All of that is by way of introduction to a comment hidden away on another blog. The comment is by the blogger – Fr. Al Kimel – but it is buried in the comments and was so good I thought it was worth sharing. It’s #13 on this post:

#11: Adam, it is not just the poor worship. The poor worship has a cause, and the cause is ineffective, poor, or misleading catechesis. And, for me, still, this calls into question the proposition that “this is THE church”. If this is THE church, shouldn’t it do better at making Christians, out of both unchurched adults and little children?

The simple answer to your question is, yes. Yes, the Catholic Church should do better at making Christians, it should do better at evangelizing, it should do better at catechizing, it should do better at preaching the gospel, it should do better at worshipping God, it should do better in serving the poor and the oppressed, it should do better in every aspect of its life and ministry.

However, if the Church was doing better in all of these areas, or even just the one you have mentioned, would you be persuaded that the Catholic Church is the Church of Jesus Christ, as she claims to be? Of course not! Because performance neither proves nor disproves the claims of the Catholic Church. Ironically, your objection to the Catholic Church—viz., her poor, even sinful performance—is grounded in a works-righteousness understanding of the gospel. You are demanding that the Catholic Church justify herself as the Body of Christ by her works! But the Catholic Church is the Body of Christ only by grace and election!

Are you willing to apply the same criterion of performance to individual believers, to yourself? Are you willing to prove your regeneration in the Spirit by your works, by how well you are living the Christian faith, by how effectively you are proclaiming the gospel in word and deed?
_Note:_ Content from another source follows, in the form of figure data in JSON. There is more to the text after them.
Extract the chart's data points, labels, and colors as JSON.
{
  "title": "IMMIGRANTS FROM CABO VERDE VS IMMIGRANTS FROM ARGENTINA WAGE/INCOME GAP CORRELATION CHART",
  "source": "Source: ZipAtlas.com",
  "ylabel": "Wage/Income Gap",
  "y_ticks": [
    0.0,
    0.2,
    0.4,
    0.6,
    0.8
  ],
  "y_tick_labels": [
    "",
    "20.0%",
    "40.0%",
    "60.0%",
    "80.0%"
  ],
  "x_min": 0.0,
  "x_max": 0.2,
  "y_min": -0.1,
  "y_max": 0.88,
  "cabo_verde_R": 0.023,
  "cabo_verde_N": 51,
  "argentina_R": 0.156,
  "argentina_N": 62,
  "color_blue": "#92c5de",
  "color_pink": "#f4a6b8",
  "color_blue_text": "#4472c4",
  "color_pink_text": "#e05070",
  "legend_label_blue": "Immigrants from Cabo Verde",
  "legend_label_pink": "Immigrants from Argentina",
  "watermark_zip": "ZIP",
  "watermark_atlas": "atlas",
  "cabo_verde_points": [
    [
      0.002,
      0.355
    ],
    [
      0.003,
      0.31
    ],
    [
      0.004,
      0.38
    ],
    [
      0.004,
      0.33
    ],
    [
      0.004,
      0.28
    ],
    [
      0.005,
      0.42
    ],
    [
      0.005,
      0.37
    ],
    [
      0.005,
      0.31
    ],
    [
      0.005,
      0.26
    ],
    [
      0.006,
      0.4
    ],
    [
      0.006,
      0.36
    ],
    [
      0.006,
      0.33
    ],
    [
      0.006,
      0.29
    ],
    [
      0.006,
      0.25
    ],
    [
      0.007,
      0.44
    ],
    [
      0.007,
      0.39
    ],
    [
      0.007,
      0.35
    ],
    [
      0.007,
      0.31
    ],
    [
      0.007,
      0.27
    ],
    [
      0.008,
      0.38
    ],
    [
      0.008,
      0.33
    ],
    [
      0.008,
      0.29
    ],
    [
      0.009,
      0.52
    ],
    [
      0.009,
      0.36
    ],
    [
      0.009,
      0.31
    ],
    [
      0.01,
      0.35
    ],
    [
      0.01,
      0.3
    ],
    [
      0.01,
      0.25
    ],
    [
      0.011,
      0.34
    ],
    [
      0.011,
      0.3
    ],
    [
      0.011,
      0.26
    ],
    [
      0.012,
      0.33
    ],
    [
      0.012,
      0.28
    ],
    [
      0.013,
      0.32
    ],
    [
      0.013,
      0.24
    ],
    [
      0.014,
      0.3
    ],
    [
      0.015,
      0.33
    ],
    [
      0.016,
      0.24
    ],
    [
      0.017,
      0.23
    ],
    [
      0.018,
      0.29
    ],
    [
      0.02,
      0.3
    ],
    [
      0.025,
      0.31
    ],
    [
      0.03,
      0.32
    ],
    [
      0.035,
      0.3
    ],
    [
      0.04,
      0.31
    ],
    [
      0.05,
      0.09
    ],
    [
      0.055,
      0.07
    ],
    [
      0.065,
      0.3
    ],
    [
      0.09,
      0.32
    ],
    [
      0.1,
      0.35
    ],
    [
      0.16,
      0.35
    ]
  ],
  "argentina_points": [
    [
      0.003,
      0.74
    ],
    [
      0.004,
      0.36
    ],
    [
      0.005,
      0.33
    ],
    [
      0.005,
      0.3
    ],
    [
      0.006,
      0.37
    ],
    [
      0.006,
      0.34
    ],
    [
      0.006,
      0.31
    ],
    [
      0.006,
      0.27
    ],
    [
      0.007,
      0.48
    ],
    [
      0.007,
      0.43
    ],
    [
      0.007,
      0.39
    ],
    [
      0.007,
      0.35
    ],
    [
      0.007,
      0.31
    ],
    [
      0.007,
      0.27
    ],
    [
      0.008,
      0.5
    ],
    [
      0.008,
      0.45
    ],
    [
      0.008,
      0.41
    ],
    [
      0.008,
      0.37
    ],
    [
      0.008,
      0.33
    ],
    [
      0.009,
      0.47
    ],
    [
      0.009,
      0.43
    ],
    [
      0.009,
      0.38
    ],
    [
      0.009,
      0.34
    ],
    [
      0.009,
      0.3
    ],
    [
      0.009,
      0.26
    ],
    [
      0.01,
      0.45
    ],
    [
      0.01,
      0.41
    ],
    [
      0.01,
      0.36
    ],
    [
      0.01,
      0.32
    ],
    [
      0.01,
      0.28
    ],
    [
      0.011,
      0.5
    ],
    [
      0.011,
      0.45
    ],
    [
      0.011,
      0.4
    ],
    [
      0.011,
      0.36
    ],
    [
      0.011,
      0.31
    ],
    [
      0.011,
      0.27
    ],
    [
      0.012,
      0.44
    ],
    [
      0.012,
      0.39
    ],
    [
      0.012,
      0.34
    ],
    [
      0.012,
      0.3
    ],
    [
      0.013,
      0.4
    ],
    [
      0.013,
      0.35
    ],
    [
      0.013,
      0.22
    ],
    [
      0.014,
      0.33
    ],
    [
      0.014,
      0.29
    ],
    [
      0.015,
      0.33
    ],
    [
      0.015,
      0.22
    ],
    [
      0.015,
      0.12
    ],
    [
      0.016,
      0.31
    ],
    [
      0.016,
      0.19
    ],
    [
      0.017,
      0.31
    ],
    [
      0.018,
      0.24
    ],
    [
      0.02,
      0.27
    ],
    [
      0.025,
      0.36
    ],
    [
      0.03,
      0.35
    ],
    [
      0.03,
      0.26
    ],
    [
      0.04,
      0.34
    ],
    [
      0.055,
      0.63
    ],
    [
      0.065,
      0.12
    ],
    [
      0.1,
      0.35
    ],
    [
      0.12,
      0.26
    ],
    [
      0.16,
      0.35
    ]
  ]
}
Jim, are you not in fact judging the Catholic Church by a standard you would never apply to yourself? What would you say to the nonbeliever who declares that Christianity cannot be true because there are so many bad Christians?

But your criterion of performance also fails for other reasons. For one thing, you are judging the Catholic Church on the basis of her performance in one geographical area in one period of time. But she has no doubt performed better (whether it be at catechesis or evangelism or whatever) in other places and in other times. Why not judge the Catholic Church at her best? Why not judge the Catholic Church by her saints?
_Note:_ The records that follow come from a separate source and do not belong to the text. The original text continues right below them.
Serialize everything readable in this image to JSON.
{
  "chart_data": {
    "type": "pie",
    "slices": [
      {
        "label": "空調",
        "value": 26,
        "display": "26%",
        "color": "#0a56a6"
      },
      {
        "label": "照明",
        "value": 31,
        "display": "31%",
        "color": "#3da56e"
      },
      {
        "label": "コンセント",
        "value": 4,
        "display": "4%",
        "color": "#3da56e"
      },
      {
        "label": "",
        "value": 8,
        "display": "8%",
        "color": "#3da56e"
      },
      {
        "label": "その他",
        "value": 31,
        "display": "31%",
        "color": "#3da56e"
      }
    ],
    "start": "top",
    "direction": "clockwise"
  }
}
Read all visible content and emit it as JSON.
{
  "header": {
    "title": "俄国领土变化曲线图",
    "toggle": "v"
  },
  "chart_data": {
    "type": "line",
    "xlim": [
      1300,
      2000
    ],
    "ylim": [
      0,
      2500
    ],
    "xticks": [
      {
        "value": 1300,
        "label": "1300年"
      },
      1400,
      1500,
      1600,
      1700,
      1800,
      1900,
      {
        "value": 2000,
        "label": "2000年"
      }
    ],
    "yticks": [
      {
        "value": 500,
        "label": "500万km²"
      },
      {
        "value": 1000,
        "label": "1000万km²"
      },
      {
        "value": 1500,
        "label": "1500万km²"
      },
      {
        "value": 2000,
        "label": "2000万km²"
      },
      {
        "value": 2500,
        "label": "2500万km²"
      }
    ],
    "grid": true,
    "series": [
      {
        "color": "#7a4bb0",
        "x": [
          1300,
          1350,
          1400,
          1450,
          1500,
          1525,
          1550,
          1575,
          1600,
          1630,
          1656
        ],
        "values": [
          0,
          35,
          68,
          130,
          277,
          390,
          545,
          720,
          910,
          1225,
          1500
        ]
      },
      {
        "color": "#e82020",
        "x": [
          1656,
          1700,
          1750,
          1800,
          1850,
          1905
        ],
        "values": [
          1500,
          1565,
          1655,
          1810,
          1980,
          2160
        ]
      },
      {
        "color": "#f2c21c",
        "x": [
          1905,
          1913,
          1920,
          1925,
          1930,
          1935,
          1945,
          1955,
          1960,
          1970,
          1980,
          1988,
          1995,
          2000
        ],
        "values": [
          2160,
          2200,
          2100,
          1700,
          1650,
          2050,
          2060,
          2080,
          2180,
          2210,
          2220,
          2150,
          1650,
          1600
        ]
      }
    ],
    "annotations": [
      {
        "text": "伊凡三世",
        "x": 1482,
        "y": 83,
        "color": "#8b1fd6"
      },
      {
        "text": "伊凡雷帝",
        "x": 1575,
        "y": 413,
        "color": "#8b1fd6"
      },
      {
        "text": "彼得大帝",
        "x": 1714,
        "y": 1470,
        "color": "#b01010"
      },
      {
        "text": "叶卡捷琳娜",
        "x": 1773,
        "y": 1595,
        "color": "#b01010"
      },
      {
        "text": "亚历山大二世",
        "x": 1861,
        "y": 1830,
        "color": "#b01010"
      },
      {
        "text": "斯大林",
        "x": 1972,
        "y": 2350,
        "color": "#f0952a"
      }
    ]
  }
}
But would you be persuaded even then?

Update:

I forgot to note that Fr. Kimel commented again on the thread, and this, too, is worth a quote:

Jim, for 2,000 years the Catholic Church has been proclaiming the gospel of Jesus Christ and making disciples. How many saints must the Catholic Church produce to convince you? How many martyrs must lay down their lives? How many nations must she evangelize? How many churches must she build? How many baptisms must she administer? How many penitents must she absolve? How many Masses must she celebrate? How many religious orders must she establish? How many hospitals and schools must she found? How many hungry persons must she feed? How many homeless must she house? How many kings and despots must she confront in the name of Christ? And who stands today, pray tell me, more firmly and courageously against the culture of death, abortion, and sexual immorality than the Catholic Church?
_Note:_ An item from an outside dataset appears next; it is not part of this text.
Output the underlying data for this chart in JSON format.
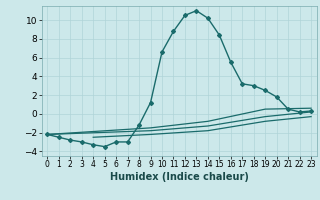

If you insist on judging the Catholic Church by her works, then by all means do so, but do so across all categories of mission and ministry. Do not judge her just by your parish church in the year A.D. 2007 but judge her by her remarkable and glorious history that reaches back to the Apostles of Christ.

Yet are you truly in a position to judge her sanctity and sins, good works and failures? Why do you see only her weaknesses and not her strengths, her defeats and not her victories?

There’s more – interesting commentary on the difficulty of maintaining the fervor of church communities after the first generation. And yes, this post is dealing with a least two different issues, maybe more. But I thought Fr. Kimel’s words were worth pondering for all of us..

And pray for those coming into the Church in a couple of weeks..pray for them and make them feel welcome!